1. compile: The compile scope
compile is the default scope; if no scope is provided, the compile scope dependencies are available on all classpaths , and they will also be packaged. And these dependencies will be passed to the dependent projects.

 

 

 

2. Provided: The scope
provided is provided. It is clear that the dependency is provided by the JDK or the container. For example, if you develop a web application, you may need the Servlet API available on the compile classpath to compile a servlet, but you would not want to include the Servlet API in the packaged WAR; the Servlet API JAR is provided by your application server or Provided by the servlet container. Provided scoped dependencies are available on the compile classpath (not runtime). They are not transitive and will not be packaged.
<dependency>
<groupId>javax.servlet.jsp</groupId>
<artifactId>jsp-api</artifactId>
<version>2.1</version>
<scope>provided</scope>
</dependency>

 

 

 

Third, runtime: runtime scope
runtime dependencies are required when running and testing the system, but not when compiling. For example, you may only need the JDBC API JAR at compile time, and only need the JDBC driver implementation at runtime.

 

 

 

Fourth, test: test scope
test scope dependencies are not needed in general compilation and runtime, they are only available in the test compilation and test runtime phases.
<dependency>
<groupId>junit</groupId>
<artifactId>junit</artifactId>
<version>4.11</version>
<scope>test</scope>
</dependency>

 

 

 

5. system: System-wide
system-wide dependencies are similar to provided, but you must explicitly provide a path to the JAR file in the local system.
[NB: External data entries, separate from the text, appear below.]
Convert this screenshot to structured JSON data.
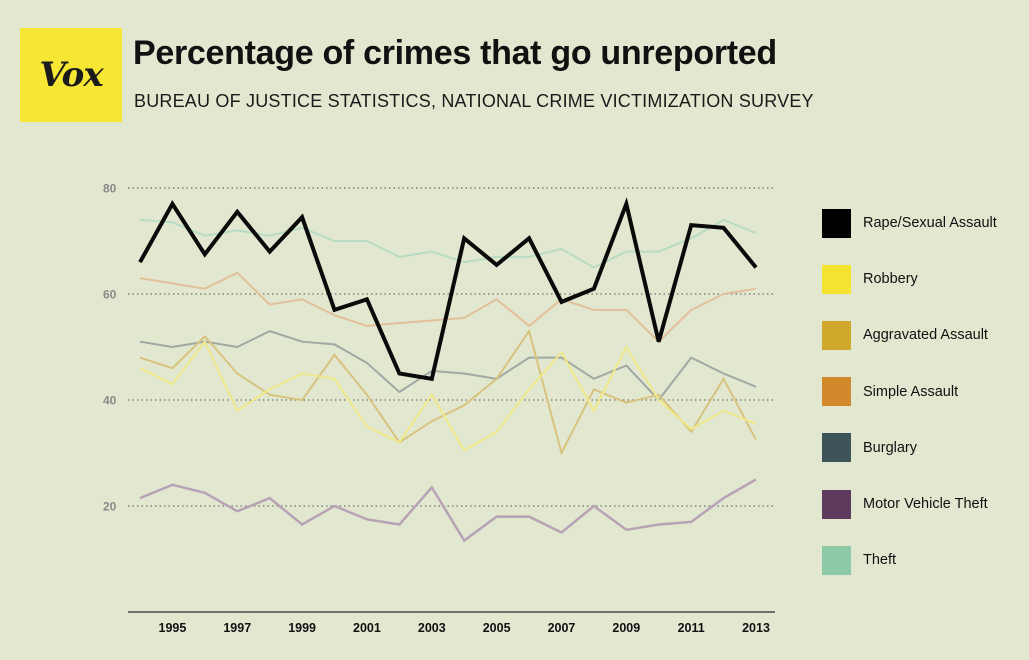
{
  "header": {
    "logo_text": "Vox",
    "title": "Percentage of crimes that go unreported",
    "subtitle": "BUREAU OF JUSTICE STATISTICS, NATIONAL CRIME VICTIMIZATION SURVEY"
  },
  "colors": {
    "background": "#e2e8d0",
    "logo": "#f5e734"
  },
  "chart_data": {
    "type": "line",
    "title": "Percentage of crimes that go unreported",
    "subtitle": "BUREAU OF JUSTICE STATISTICS, NATIONAL CRIME VICTIMIZATION SURVEY",
    "xlabel": "",
    "ylabel": "",
    "ylim": [
      0,
      80
    ],
    "yticks": [
      20,
      40,
      60,
      80
    ],
    "xlim": [
      1994,
      2013
    ],
    "xticks": [
      1995,
      1997,
      1999,
      2001,
      2003,
      2005,
      2007,
      2009,
      2011,
      2013
    ],
    "grid": "horizontal dotted",
    "legend_position": "right",
    "x": [
      1994,
      1995,
      1996,
      1997,
      1998,
      1999,
      2000,
      2001,
      2002,
      2003,
      2004,
      2005,
      2006,
      2007,
      2008,
      2009,
      2010,
      2011,
      2012,
      2013
    ],
    "series": [
      {
        "name": "Theft",
        "color": "#8ecaa8",
        "line_color": "#b7dcc3",
        "width": 2,
        "values": [
          74,
          73.5,
          71,
          72,
          71,
          72.5,
          70,
          70,
          67,
          68,
          66,
          67,
          67,
          68.5,
          65,
          68,
          68,
          70.5,
          74,
          71.5
        ]
      },
      {
        "name": "Motor Vehicle Theft",
        "color": "#5e3a5f",
        "line_color": "#b7a3b5",
        "width": 2.5,
        "values": [
          21.5,
          24,
          22.5,
          19,
          21.5,
          16.5,
          20,
          17.5,
          16.5,
          23.5,
          13.5,
          18,
          18,
          15,
          20,
          15.5,
          16.5,
          17,
          21.5,
          25
        ]
      },
      {
        "name": "Burglary",
        "color": "#3d5459",
        "line_color": "#9fa8a3",
        "width": 2,
        "values": [
          51,
          50,
          51,
          50,
          53,
          51,
          50.5,
          47,
          41.5,
          45.5,
          45,
          44,
          48,
          48,
          44,
          46.5,
          40,
          48,
          45,
          42.5
        ]
      },
      {
        "name": "Simple Assault",
        "color": "#d4882c",
        "line_color": "#e3bf9a",
        "width": 2,
        "values": [
          63,
          62,
          61,
          64,
          58,
          59,
          56,
          54,
          54.5,
          55,
          55.5,
          59,
          54,
          59,
          57,
          57,
          51,
          57,
          60,
          61
        ]
      },
      {
        "name": "Aggravated Assault",
        "color": "#cfa82c",
        "line_color": "#d8c37e",
        "width": 2,
        "values": [
          48,
          46,
          52,
          45,
          41,
          40,
          48.5,
          41,
          32,
          36,
          39,
          44,
          53,
          30,
          42,
          39.5,
          41,
          34,
          44,
          32.5
        ]
      },
      {
        "name": "Robbery",
        "color": "#f4e430",
        "line_color": "#efe88a",
        "width": 2,
        "values": [
          46,
          43,
          51,
          38,
          42,
          45,
          44,
          35,
          32,
          41,
          30.5,
          34,
          42,
          49,
          38,
          50,
          40,
          34.5,
          38,
          35.5
        ]
      },
      {
        "name": "Rape/Sexual Assault",
        "color": "#000000",
        "line_color": "#0a0a0a",
        "width": 4,
        "values": [
          66,
          77,
          67.5,
          75.5,
          68,
          74.5,
          57,
          59,
          45,
          44,
          70.5,
          65.5,
          70.5,
          58.5,
          61,
          77,
          51,
          73,
          72.5,
          65
        ]
      }
    ]
  }
}
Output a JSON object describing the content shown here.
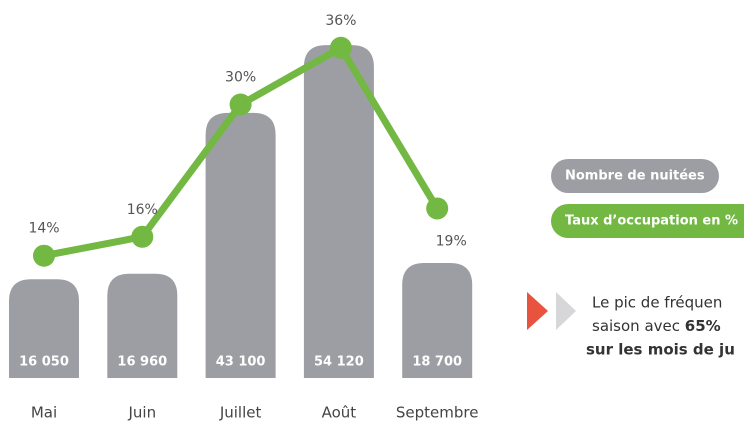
{
  "chart_data": {
    "type": "bar-line",
    "categories": [
      "Mai",
      "Juin",
      "Juillet",
      "Août",
      "Septembre"
    ],
    "series": [
      {
        "name": "Nombre de nuitées",
        "color": "#9d9ea3",
        "values": [
          16050,
          16960,
          43100,
          54120,
          18700
        ],
        "value_labels": [
          "16 050",
          "16 960",
          "43 100",
          "54 120",
          "18 700"
        ]
      },
      {
        "name": "Taux d’occupation en %",
        "color": "#72b843",
        "axis": "y2",
        "values": [
          14,
          16,
          30,
          36,
          19
        ],
        "value_labels": [
          "14%",
          "16%",
          "30%",
          "36%",
          "19%"
        ]
      }
    ],
    "ylim": [
      0,
      60000
    ],
    "y2lim": [
      0,
      40
    ],
    "note": {
      "line1": "Le pic de fréquen",
      "line2": "saison avec",
      "line2_bold": "65%",
      "line3": "sur les mois de ju"
    }
  }
}
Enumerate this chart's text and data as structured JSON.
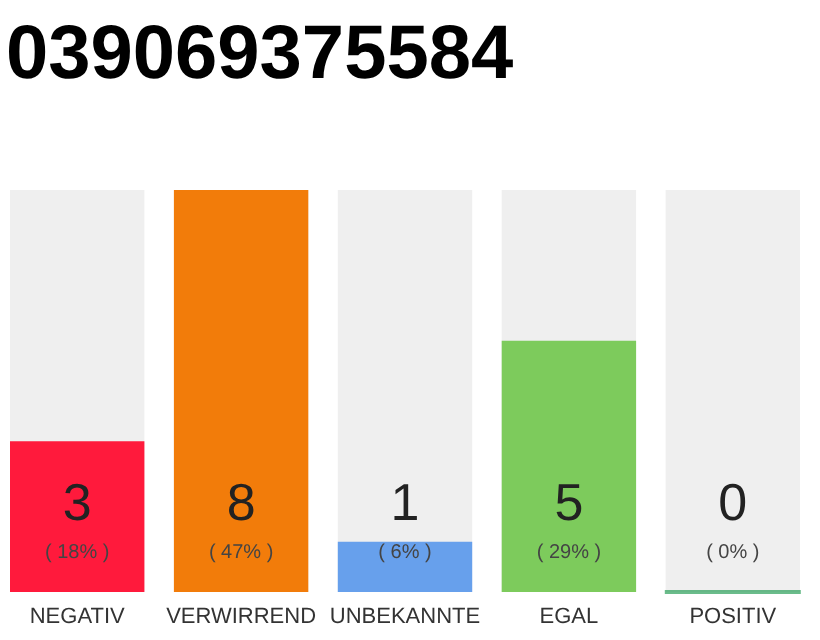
{
  "chart_data": {
    "type": "bar",
    "title": "039069375584",
    "categories": [
      "NEGATIV",
      "VERWIRREND",
      "UNBEKANNTE",
      "EGAL",
      "POSITIV"
    ],
    "values": [
      3,
      8,
      1,
      5,
      0
    ],
    "colors": [
      "#ff1a3c",
      "#f27c0a",
      "#67a0ec",
      "#7dcb5c",
      "#2ca05a"
    ],
    "ylim": [
      0,
      8
    ],
    "data_labels": true,
    "grid": false,
    "tick_labels": "x",
    "annotations": [
      "( 18% )",
      "( 47% )",
      "( 6% )",
      "( 29% )",
      "( 0% )"
    ]
  }
}
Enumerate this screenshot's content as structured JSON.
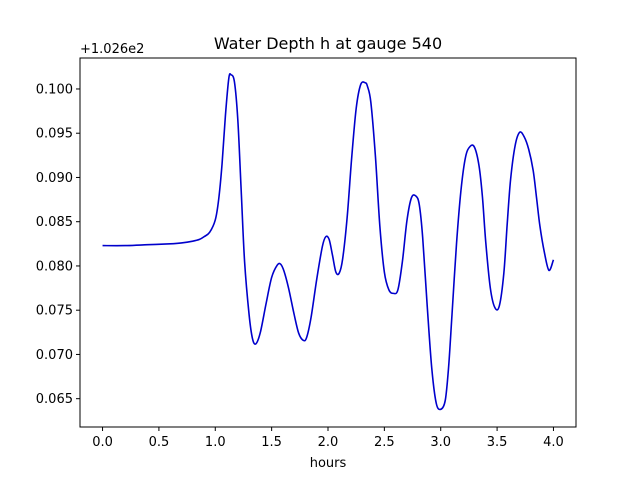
{
  "chart_data": {
    "type": "line",
    "title": "Water Depth h at gauge 540",
    "xlabel": "hours",
    "ylabel": "",
    "offset_text": "+1.026e2",
    "xlim": [
      -0.2,
      4.2
    ],
    "ylim": [
      0.0618,
      0.1035
    ],
    "x_ticks": [
      0.0,
      0.5,
      1.0,
      1.5,
      2.0,
      2.5,
      3.0,
      3.5,
      4.0
    ],
    "x_tick_labels": [
      "0.0",
      "0.5",
      "1.0",
      "1.5",
      "2.0",
      "2.5",
      "3.0",
      "3.5",
      "4.0"
    ],
    "y_ticks": [
      0.065,
      0.07,
      0.075,
      0.08,
      0.085,
      0.09,
      0.095,
      0.1
    ],
    "y_tick_labels": [
      "0.065",
      "0.070",
      "0.075",
      "0.080",
      "0.085",
      "0.090",
      "0.095",
      "0.100"
    ],
    "grid": false,
    "series": [
      {
        "name": "",
        "color": "#0000cc",
        "x": [
          0.0,
          0.2,
          0.4,
          0.6,
          0.7,
          0.8,
          0.86,
          0.9,
          0.95,
          1.0,
          1.03,
          1.06,
          1.09,
          1.12,
          1.14,
          1.17,
          1.2,
          1.23,
          1.26,
          1.3,
          1.33,
          1.36,
          1.4,
          1.45,
          1.5,
          1.55,
          1.58,
          1.61,
          1.65,
          1.7,
          1.74,
          1.78,
          1.81,
          1.85,
          1.9,
          1.95,
          1.98,
          2.01,
          2.04,
          2.07,
          2.1,
          2.13,
          2.17,
          2.21,
          2.25,
          2.29,
          2.33,
          2.35,
          2.38,
          2.42,
          2.46,
          2.5,
          2.54,
          2.58,
          2.62,
          2.66,
          2.7,
          2.74,
          2.78,
          2.81,
          2.84,
          2.88,
          2.92,
          2.96,
          3.0,
          3.04,
          3.07,
          3.1,
          3.14,
          3.18,
          3.22,
          3.26,
          3.3,
          3.34,
          3.37,
          3.4,
          3.44,
          3.48,
          3.52,
          3.56,
          3.59,
          3.62,
          3.66,
          3.7,
          3.74,
          3.78,
          3.82,
          3.85,
          3.88,
          3.92,
          3.96,
          4.0
        ],
        "y": [
          0.0823,
          0.0823,
          0.0824,
          0.0825,
          0.0826,
          0.0828,
          0.083,
          0.0833,
          0.0838,
          0.0852,
          0.0875,
          0.0915,
          0.097,
          0.1012,
          0.1016,
          0.1008,
          0.0965,
          0.0885,
          0.0805,
          0.0745,
          0.0718,
          0.0712,
          0.0725,
          0.0757,
          0.0787,
          0.0801,
          0.0802,
          0.0794,
          0.0775,
          0.0745,
          0.0724,
          0.0716,
          0.0719,
          0.0742,
          0.0785,
          0.0822,
          0.0833,
          0.083,
          0.0812,
          0.0793,
          0.0792,
          0.0808,
          0.0855,
          0.0922,
          0.0978,
          0.1005,
          0.1007,
          0.1003,
          0.0985,
          0.0925,
          0.0845,
          0.0793,
          0.0773,
          0.0769,
          0.0773,
          0.0805,
          0.0851,
          0.0877,
          0.0879,
          0.0869,
          0.0832,
          0.0755,
          0.0685,
          0.0645,
          0.0638,
          0.0648,
          0.0686,
          0.0745,
          0.0825,
          0.0886,
          0.0923,
          0.0935,
          0.0934,
          0.0913,
          0.0878,
          0.0826,
          0.0775,
          0.0753,
          0.0755,
          0.0792,
          0.0848,
          0.0898,
          0.0936,
          0.0951,
          0.0946,
          0.0932,
          0.0908,
          0.0877,
          0.0845,
          0.0815,
          0.0795,
          0.0807
        ]
      }
    ]
  }
}
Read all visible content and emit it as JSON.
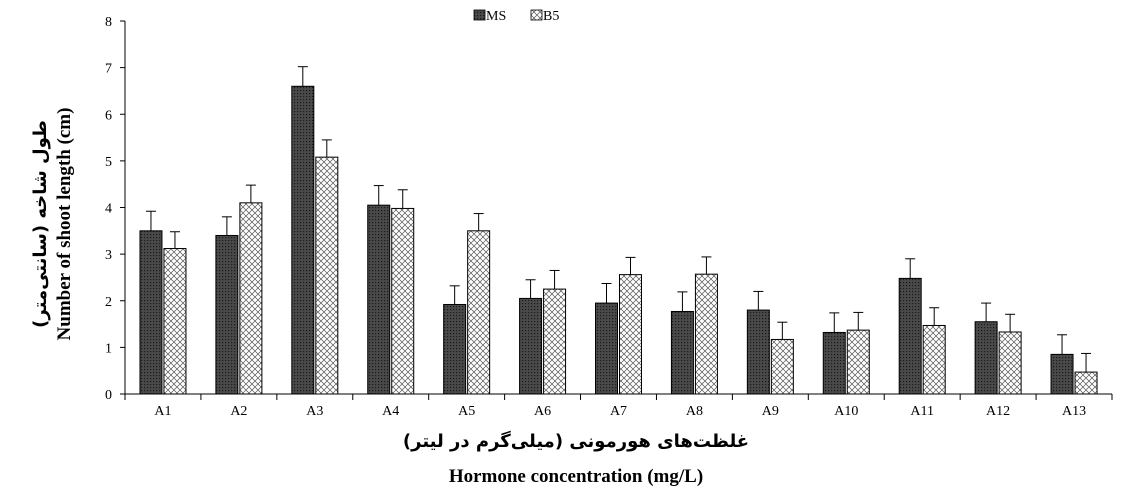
{
  "chart_data": {
    "type": "bar",
    "categories": [
      "A1",
      "A2",
      "A3",
      "A4",
      "A5",
      "A6",
      "A7",
      "A8",
      "A9",
      "A10",
      "A11",
      "A12",
      "A13"
    ],
    "series": [
      {
        "name": "MS",
        "values": [
          3.5,
          3.4,
          6.6,
          4.05,
          1.92,
          2.05,
          1.95,
          1.77,
          1.8,
          1.32,
          2.48,
          1.55,
          0.85
        ],
        "errors": [
          0.42,
          0.4,
          0.42,
          0.42,
          0.4,
          0.4,
          0.42,
          0.42,
          0.4,
          0.42,
          0.42,
          0.4,
          0.42
        ]
      },
      {
        "name": "B5",
        "values": [
          3.12,
          4.1,
          5.08,
          3.98,
          3.5,
          2.25,
          2.56,
          2.57,
          1.17,
          1.37,
          1.47,
          1.33,
          0.47
        ],
        "errors": [
          0.36,
          0.38,
          0.37,
          0.4,
          0.37,
          0.4,
          0.37,
          0.37,
          0.37,
          0.38,
          0.38,
          0.38,
          0.4
        ]
      }
    ],
    "ylim": [
      0,
      8
    ],
    "yticks": [
      "0",
      "1",
      "2",
      "3",
      "4",
      "5",
      "6",
      "7",
      "8"
    ],
    "ylabel_fa": "طول شاخه (سانتی‌متر)",
    "ylabel_en": "Number of shoot length (cm)",
    "xlabel_fa": "غلظت‌های هورمونی (میلی‌گرم در لیتر)",
    "xlabel_en": "Hormone concentration (mg/L)",
    "legend_position": "top-center",
    "grid": false,
    "colors": {
      "MS": "#3a3a3a",
      "B5": "#ffffff",
      "axis": "#000000"
    }
  }
}
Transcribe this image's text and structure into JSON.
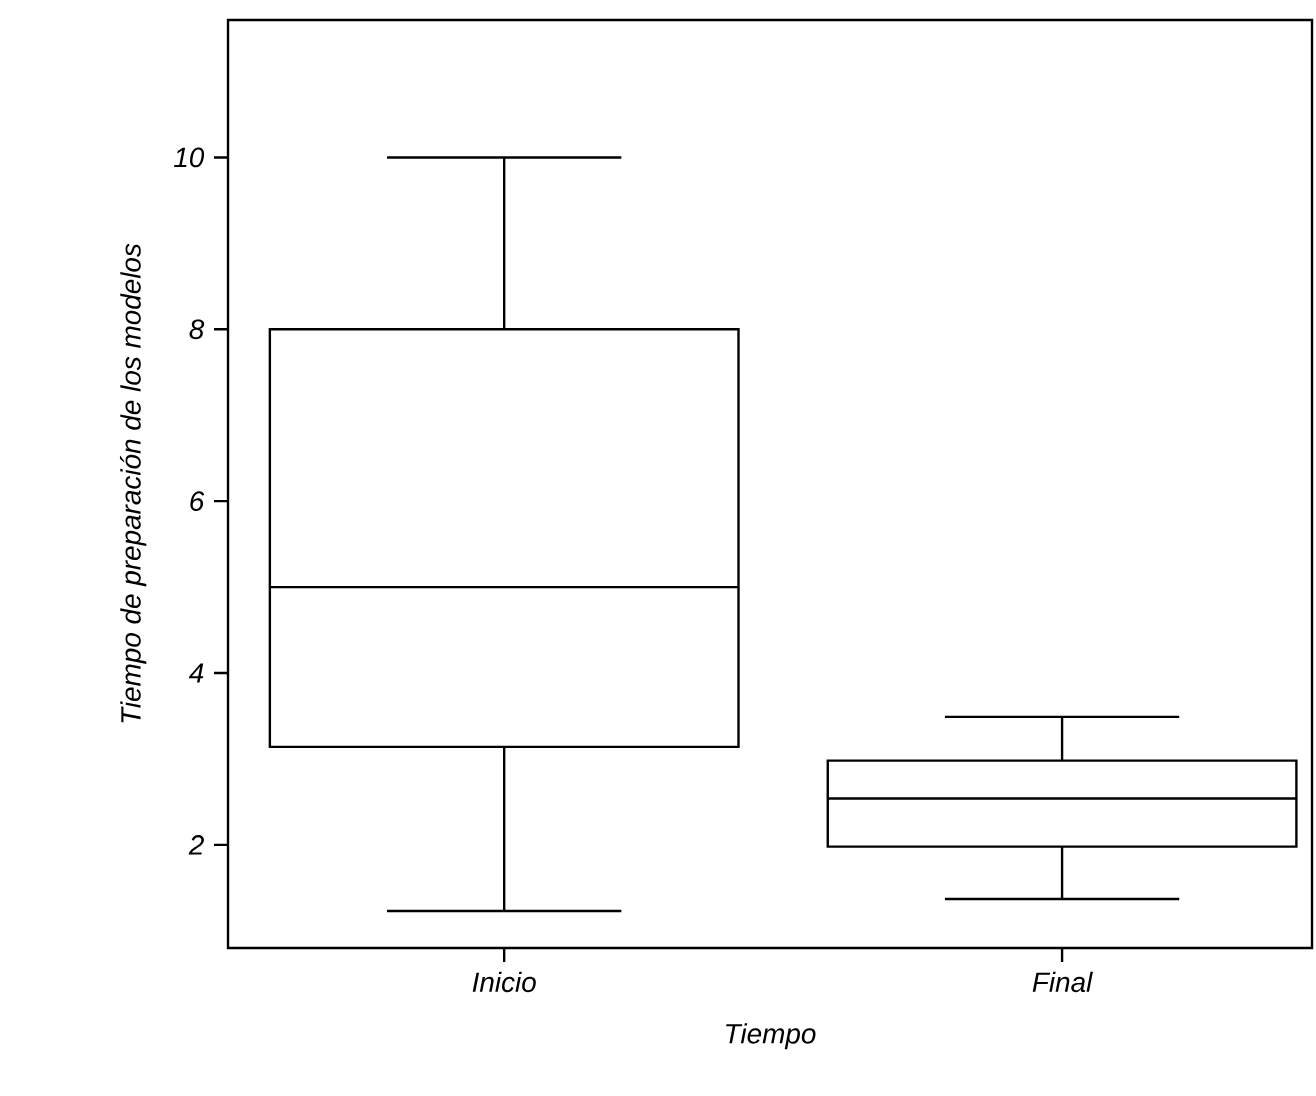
{
  "chart_data": {
    "type": "box",
    "xlabel": "Tiempo",
    "ylabel": "Tiempo de preparación de los modelos",
    "categories": [
      "Inicio",
      "Final"
    ],
    "boxes": [
      {
        "low": 1.23,
        "q1": 3.14,
        "median": 5.0,
        "q3": 8.0,
        "high": 10.0
      },
      {
        "low": 1.37,
        "q1": 1.98,
        "median": 2.54,
        "q3": 2.98,
        "high": 3.49
      }
    ],
    "ylim": [
      0.8,
      11.6
    ],
    "yticks": [
      2,
      4,
      6,
      8,
      10
    ]
  }
}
This is done to allow compilation based on native objects that are part of the system class library. Such an artifact should always be available and Maven will not look for it in the repository. If you set a dependency scope to be system scope, you must also provide a systemPath element. Note that this scope is deprecated (you should always try to reference dependencies from public or custom Maven repositories).